You will be integrally involved in producing, critiquing, improving, and disseminating results. You are someone that is capable of keeping your team on track to meet deadlines and research objectives. You already have a publication record, and at IHME, you will build out your portfolio with several peer-reviewed papers. You thrive in a collaborative work environment and are capable of working on multiple projects concurrently while meeting deadlines. You keep current of recent scientific, engineering and technical advances and are able to translate these into your research. This position is contingent on project funding availability.
- Exhibit command of risk factor estimation at IHME, including the methodology and its components.
- Independently carry out quantitative analyses and participate in reciprocal research projects. Interpret and vet results from junior staff, formulate conclusions and inform team leaders.
- Develop, quality check, and distribute complex data sets to be used in epidemiological and statistical analyses.
- Develop and implement new computational and statistical methods. Create, test, and use relevant computer code (R, Python, or equivalent). Maintain, modify, and execute analytic machinery that results.
- Draft presentations, manuscripts, and contribute to funding proposals. Lead and co-author scientific articles in peer-reviewed journals.
- Maintain scientific awareness and intellectual agility with data, methods, and analytic techniques.
- Oversee staff to include: hiring and training; leading workflow; priority setting; critiquing work and establishing quality standards; conducting regular performance assessments, providing mentorship and professional development for employees.
- Provide ideas and content for the development of internal trainings. Teach established trainings.
- Contribute to research design.
- Other duties as assigned that fall within reasonable scope of research team.
Master’s degree in public health, epidemiology, statistics, biostatistics, math, economics, quantitative social sciences or related discipline plus four years related experience or equivalent combination of education and experience.
- Growing peer network where sought out as having solid command with engineering/technical areas, a given disease, risk, key indicator, relevant methodological area, and the related data sources and scientific underpinnings.

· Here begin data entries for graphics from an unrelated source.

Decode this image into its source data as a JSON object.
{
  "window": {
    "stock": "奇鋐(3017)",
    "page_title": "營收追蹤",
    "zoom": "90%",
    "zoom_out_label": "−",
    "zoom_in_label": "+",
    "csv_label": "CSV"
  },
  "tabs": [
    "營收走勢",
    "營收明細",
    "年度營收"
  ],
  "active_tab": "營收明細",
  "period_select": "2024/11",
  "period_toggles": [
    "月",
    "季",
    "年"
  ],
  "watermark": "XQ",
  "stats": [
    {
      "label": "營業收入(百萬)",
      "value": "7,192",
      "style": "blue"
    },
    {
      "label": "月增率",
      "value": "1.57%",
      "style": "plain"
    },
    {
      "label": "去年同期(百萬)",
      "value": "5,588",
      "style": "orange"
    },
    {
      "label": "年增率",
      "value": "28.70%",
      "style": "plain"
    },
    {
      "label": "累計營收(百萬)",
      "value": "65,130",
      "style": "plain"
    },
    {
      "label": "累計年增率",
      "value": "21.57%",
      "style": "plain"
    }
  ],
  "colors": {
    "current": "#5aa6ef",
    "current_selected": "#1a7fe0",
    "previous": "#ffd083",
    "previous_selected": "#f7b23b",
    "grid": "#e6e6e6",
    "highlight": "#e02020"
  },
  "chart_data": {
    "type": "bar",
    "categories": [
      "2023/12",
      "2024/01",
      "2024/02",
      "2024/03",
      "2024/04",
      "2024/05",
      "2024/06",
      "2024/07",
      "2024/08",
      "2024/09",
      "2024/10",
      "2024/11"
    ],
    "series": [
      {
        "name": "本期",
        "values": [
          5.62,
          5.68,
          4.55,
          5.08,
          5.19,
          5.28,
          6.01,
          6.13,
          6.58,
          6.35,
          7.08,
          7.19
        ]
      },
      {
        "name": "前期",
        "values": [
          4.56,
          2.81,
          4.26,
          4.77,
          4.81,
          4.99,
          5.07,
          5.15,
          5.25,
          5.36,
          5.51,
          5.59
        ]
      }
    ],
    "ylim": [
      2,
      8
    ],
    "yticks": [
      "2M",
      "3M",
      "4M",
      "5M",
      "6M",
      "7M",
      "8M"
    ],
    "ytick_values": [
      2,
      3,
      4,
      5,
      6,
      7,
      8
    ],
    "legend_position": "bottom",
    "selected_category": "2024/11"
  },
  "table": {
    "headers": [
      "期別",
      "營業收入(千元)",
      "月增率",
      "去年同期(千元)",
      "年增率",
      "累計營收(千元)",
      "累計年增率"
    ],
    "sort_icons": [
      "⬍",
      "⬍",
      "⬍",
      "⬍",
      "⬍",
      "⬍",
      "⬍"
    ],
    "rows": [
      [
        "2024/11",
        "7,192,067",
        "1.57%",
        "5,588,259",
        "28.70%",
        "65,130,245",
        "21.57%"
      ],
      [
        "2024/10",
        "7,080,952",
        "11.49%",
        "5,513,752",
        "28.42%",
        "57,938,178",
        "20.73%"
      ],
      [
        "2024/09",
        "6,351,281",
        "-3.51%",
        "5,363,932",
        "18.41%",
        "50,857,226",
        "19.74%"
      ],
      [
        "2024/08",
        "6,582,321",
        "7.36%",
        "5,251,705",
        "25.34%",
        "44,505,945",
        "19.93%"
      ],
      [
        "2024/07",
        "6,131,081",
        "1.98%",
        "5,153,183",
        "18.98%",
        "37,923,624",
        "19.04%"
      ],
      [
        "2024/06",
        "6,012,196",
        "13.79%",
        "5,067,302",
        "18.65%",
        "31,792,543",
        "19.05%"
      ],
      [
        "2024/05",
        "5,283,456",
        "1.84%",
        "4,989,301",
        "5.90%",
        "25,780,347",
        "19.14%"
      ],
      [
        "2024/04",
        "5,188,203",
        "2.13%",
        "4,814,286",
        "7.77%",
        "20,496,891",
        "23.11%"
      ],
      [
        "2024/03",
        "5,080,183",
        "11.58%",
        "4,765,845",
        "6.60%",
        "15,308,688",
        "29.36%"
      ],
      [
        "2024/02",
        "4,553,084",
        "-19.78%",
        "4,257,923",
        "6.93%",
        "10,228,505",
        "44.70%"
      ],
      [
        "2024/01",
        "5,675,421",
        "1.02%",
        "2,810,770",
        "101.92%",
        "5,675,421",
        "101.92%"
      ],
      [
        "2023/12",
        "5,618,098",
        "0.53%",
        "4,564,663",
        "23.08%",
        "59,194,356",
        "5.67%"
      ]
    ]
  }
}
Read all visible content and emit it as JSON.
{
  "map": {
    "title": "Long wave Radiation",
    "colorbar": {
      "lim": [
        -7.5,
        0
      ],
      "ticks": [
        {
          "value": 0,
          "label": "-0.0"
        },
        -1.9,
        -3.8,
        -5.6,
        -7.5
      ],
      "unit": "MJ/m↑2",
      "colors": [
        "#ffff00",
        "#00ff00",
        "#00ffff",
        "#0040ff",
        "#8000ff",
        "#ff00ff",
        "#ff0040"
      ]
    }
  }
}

- Excellent analytic, critical thinking, and quantitative skills.
- Results and detail-oriented individual that can initiate and complete tasks under tight deadlines and changing priorities both independently and in a team environment. Flexibility with hours and workload is key.

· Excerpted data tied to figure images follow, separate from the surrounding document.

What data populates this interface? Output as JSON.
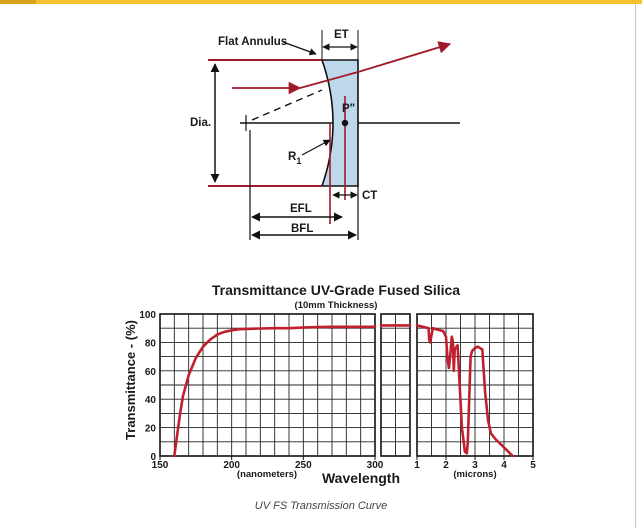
{
  "diagram": {
    "flat_annulus": "Flat Annulus",
    "et": "ET",
    "dia": "Dia.",
    "p_point": "P\"",
    "r_letter": "R",
    "r_sub": "1",
    "ct": "CT",
    "efl": "EFL",
    "bfl": "BFL"
  },
  "chart_data": {
    "type": "line",
    "title": "Transmittance UV-Grade Fused Silica",
    "subtitle": "(10mm Thickness)",
    "ylabel": "Transmittance - (%)",
    "xlabel": "Wavelength",
    "x_unit_nm": "(nanometers)",
    "x_unit_um": "(microns)",
    "ylim": [
      0,
      100
    ],
    "y_ticks": [
      "0",
      "20",
      "40",
      "60",
      "80",
      "100"
    ],
    "grid": true,
    "color": "#c0202e",
    "panels": [
      {
        "name": "nm",
        "xlim": [
          150,
          300
        ],
        "x_ticks": [
          "150",
          "200",
          "250",
          "300"
        ],
        "x": [
          160,
          162,
          164,
          166,
          170,
          175,
          180,
          185,
          190,
          195,
          200,
          205,
          210,
          220,
          230,
          240,
          250,
          260,
          270,
          280,
          290,
          300
        ],
        "y": [
          0,
          15,
          30,
          42,
          57,
          69,
          77,
          82,
          85.5,
          87.5,
          88.5,
          89.3,
          89.5,
          89.8,
          90,
          90,
          90.5,
          90.8,
          91,
          91,
          91,
          91
        ]
      },
      {
        "name": "mid",
        "xlim": [
          0,
          1
        ],
        "x_ticks": [],
        "x": [
          0,
          1
        ],
        "y": [
          92,
          92
        ]
      },
      {
        "name": "microns",
        "xlim": [
          1,
          5
        ],
        "x_ticks": [
          "1",
          "2",
          "3",
          "4",
          "5"
        ],
        "x": [
          1,
          1.2,
          1.4,
          1.42,
          1.45,
          1.5,
          1.55,
          1.7,
          1.9,
          2.0,
          2.05,
          2.1,
          2.15,
          2.2,
          2.24,
          2.27,
          2.3,
          2.4,
          2.55,
          2.65,
          2.72,
          2.75,
          2.8,
          2.85,
          2.9,
          3.0,
          3.1,
          3.25,
          3.35,
          3.45,
          3.55,
          3.7,
          3.9,
          4.1,
          4.3
        ],
        "y": [
          92,
          91,
          90,
          82,
          80,
          85,
          90,
          89,
          88,
          84,
          70,
          62,
          72,
          84,
          80,
          60,
          75,
          78,
          20,
          3,
          2,
          10,
          40,
          70,
          74,
          76,
          77,
          75,
          45,
          25,
          16,
          12,
          8,
          4,
          0
        ]
      }
    ]
  },
  "caption": "UV FS Transmission Curve"
}
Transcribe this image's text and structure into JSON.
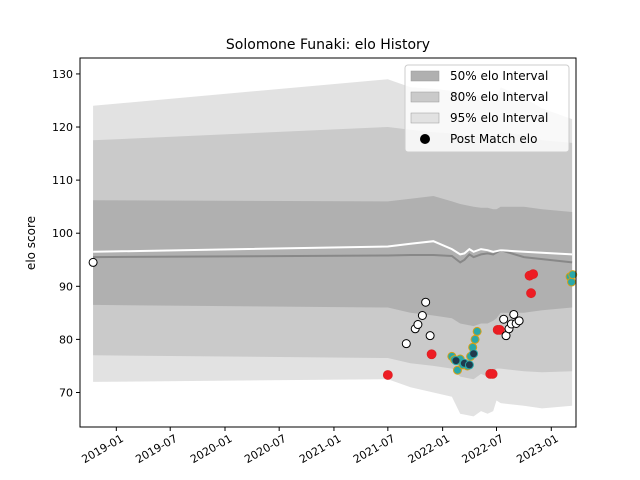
{
  "chart_data": {
    "type": "scatter",
    "title": "Solomone Funaki: elo History",
    "xlabel": "",
    "ylabel": "elo score",
    "xlim": [
      "2018-09-01",
      "2023-03-25"
    ],
    "ylim": [
      63.5,
      133
    ],
    "x_ticks": [
      "2019-01",
      "2019-07",
      "2020-01",
      "2020-07",
      "2021-01",
      "2021-07",
      "2022-01",
      "2022-07",
      "2023-01"
    ],
    "y_ticks": [
      70,
      80,
      90,
      100,
      110,
      120,
      130
    ],
    "grid": false,
    "legend_position": "top-right",
    "legend": [
      {
        "label": "50% elo Interval",
        "color": "#b0b0b0"
      },
      {
        "label": "80% elo Interval",
        "color": "#cacaca"
      },
      {
        "label": "95% elo Interval",
        "color": "#e2e2e2"
      },
      {
        "label": "Post Match elo",
        "color": "#000000"
      }
    ],
    "bands": {
      "x": [
        "2018-10-15",
        "2021-07-01",
        "2021-09-15",
        "2021-12-01",
        "2022-02-01",
        "2022-03-01",
        "2022-04-15",
        "2022-05-10",
        "2022-06-01",
        "2022-06-20",
        "2022-07-01",
        "2022-07-15",
        "2022-10-01",
        "2022-12-01",
        "2023-03-12"
      ],
      "p95": {
        "upper": [
          124.0,
          129.0,
          127.5,
          127.2,
          126.8,
          126.5,
          126.2,
          125.8,
          125.8,
          125.6,
          125.5,
          127.5,
          125.5,
          123.5,
          121.5
        ],
        "lower": [
          72.0,
          72.5,
          71.0,
          70.0,
          69.2,
          66.0,
          65.5,
          66.5,
          66.0,
          66.5,
          68.5,
          68.0,
          67.5,
          67.0,
          67.5
        ]
      },
      "p80": {
        "upper": [
          117.5,
          120.0,
          119.5,
          119.0,
          118.8,
          118.5,
          118.3,
          118.0,
          118.0,
          117.8,
          117.8,
          119.0,
          118.5,
          117.5,
          117.0
        ],
        "lower": [
          77.0,
          76.5,
          75.5,
          75.0,
          74.5,
          73.0,
          72.5,
          73.5,
          73.0,
          73.5,
          74.5,
          74.5,
          74.0,
          73.8,
          74.0
        ]
      },
      "p50": {
        "upper": [
          106.2,
          106.0,
          106.5,
          107.0,
          106.0,
          105.5,
          105.0,
          104.8,
          104.8,
          104.5,
          104.5,
          105.0,
          105.0,
          104.5,
          104.0
        ],
        "lower": [
          86.5,
          86.0,
          85.0,
          84.5,
          84.0,
          83.0,
          82.5,
          83.0,
          83.0,
          83.5,
          84.0,
          85.0,
          85.0,
          85.5,
          86.0
        ]
      }
    },
    "median_line": {
      "x": [
        "2018-10-15",
        "2021-07-01",
        "2021-09-15",
        "2021-12-01",
        "2022-02-01",
        "2022-03-01",
        "2022-03-15",
        "2022-04-01",
        "2022-04-15",
        "2022-05-10",
        "2022-06-01",
        "2022-06-20",
        "2022-07-15",
        "2022-10-01",
        "2023-03-12"
      ],
      "y": [
        95.5,
        95.8,
        95.9,
        95.9,
        95.7,
        94.5,
        95.0,
        96.0,
        95.5,
        96.0,
        96.2,
        96.0,
        96.8,
        95.5,
        94.5
      ]
    },
    "white_line": {
      "x": [
        "2018-10-15",
        "2021-07-01",
        "2021-09-15",
        "2021-12-01",
        "2022-02-01",
        "2022-03-01",
        "2022-03-15",
        "2022-04-01",
        "2022-04-15",
        "2022-05-10",
        "2022-06-01",
        "2022-06-20",
        "2022-07-15",
        "2022-10-01",
        "2023-03-12"
      ],
      "y": [
        96.5,
        97.5,
        98.0,
        98.5,
        97.0,
        96.0,
        96.2,
        97.0,
        96.5,
        97.0,
        96.8,
        96.5,
        96.8,
        96.5,
        96.0
      ]
    },
    "post_match": [
      {
        "x": "2018-10-15",
        "y": 94.5
      },
      {
        "x": "2021-09-01",
        "y": 79.2
      },
      {
        "x": "2021-10-01",
        "y": 82.0
      },
      {
        "x": "2021-10-10",
        "y": 82.8
      },
      {
        "x": "2021-10-25",
        "y": 84.5
      },
      {
        "x": "2021-11-05",
        "y": 87.0
      },
      {
        "x": "2021-11-20",
        "y": 80.7
      },
      {
        "x": "2022-07-25",
        "y": 83.8
      },
      {
        "x": "2022-08-02",
        "y": 80.7
      },
      {
        "x": "2022-08-12",
        "y": 82.0
      },
      {
        "x": "2022-08-20",
        "y": 82.9
      },
      {
        "x": "2022-08-28",
        "y": 84.7
      },
      {
        "x": "2022-09-05",
        "y": 83.0
      },
      {
        "x": "2022-09-15",
        "y": 83.5
      }
    ],
    "red_points": [
      {
        "x": "2021-07-01",
        "y": 73.3
      },
      {
        "x": "2021-11-25",
        "y": 77.2
      },
      {
        "x": "2022-06-10",
        "y": 73.5
      },
      {
        "x": "2022-06-18",
        "y": 73.5
      },
      {
        "x": "2022-07-05",
        "y": 81.8
      },
      {
        "x": "2022-07-12",
        "y": 81.8
      },
      {
        "x": "2022-10-20",
        "y": 92.0
      },
      {
        "x": "2022-10-25",
        "y": 88.7
      },
      {
        "x": "2022-11-01",
        "y": 92.3
      }
    ],
    "teal_points": [
      {
        "x": "2022-02-01",
        "y": 76.8
      },
      {
        "x": "2022-02-10",
        "y": 76.2
      },
      {
        "x": "2022-02-20",
        "y": 74.2
      },
      {
        "x": "2022-03-01",
        "y": 76.3
      },
      {
        "x": "2022-03-10",
        "y": 75.2
      },
      {
        "x": "2022-03-25",
        "y": 75.0
      },
      {
        "x": "2022-04-05",
        "y": 76.8
      },
      {
        "x": "2022-04-12",
        "y": 78.5
      },
      {
        "x": "2022-04-20",
        "y": 80.0
      },
      {
        "x": "2022-04-27",
        "y": 81.5
      },
      {
        "x": "2023-03-05",
        "y": 91.8
      },
      {
        "x": "2023-03-10",
        "y": 90.8
      },
      {
        "x": "2023-03-14",
        "y": 92.2
      }
    ],
    "navy_points": [
      {
        "x": "2022-02-15",
        "y": 76.0
      },
      {
        "x": "2022-03-15",
        "y": 75.5
      },
      {
        "x": "2022-04-01",
        "y": 75.2
      },
      {
        "x": "2022-04-15",
        "y": 77.3
      }
    ]
  }
}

- Experience devising and executing statistical modeling techniques.
- Demonstrated ability to quickly recognize problems in results and identify root causes in data, methods, and code.
- Ease in designing, executing, and troubleshooting code in one or more languages (e.g. R, Python, Stata, SAS).
- Excellent written and oral communication skills required, including track record of success in co-authorship on multiple scientific papers, presenting results, and representing research at meetings.
- Ability to work both independently and in collaboration with a team
- A long-term interest in a research scientist position contributing to the overall mission of our research
- PhD or MD in public health, epidemiology, statistics, biostatistics, math, economics, quantitative social sciences plus two years’ experience preferred.
- Experience with machine learning, data mining, and analytic techniques.
- Experience mentoring and developing junior employees on soft and technical skills.
- Experience with project management methods.
- Peer-reviewed publication record.
Conditions of Employment: Weekend and evening work sometimes required.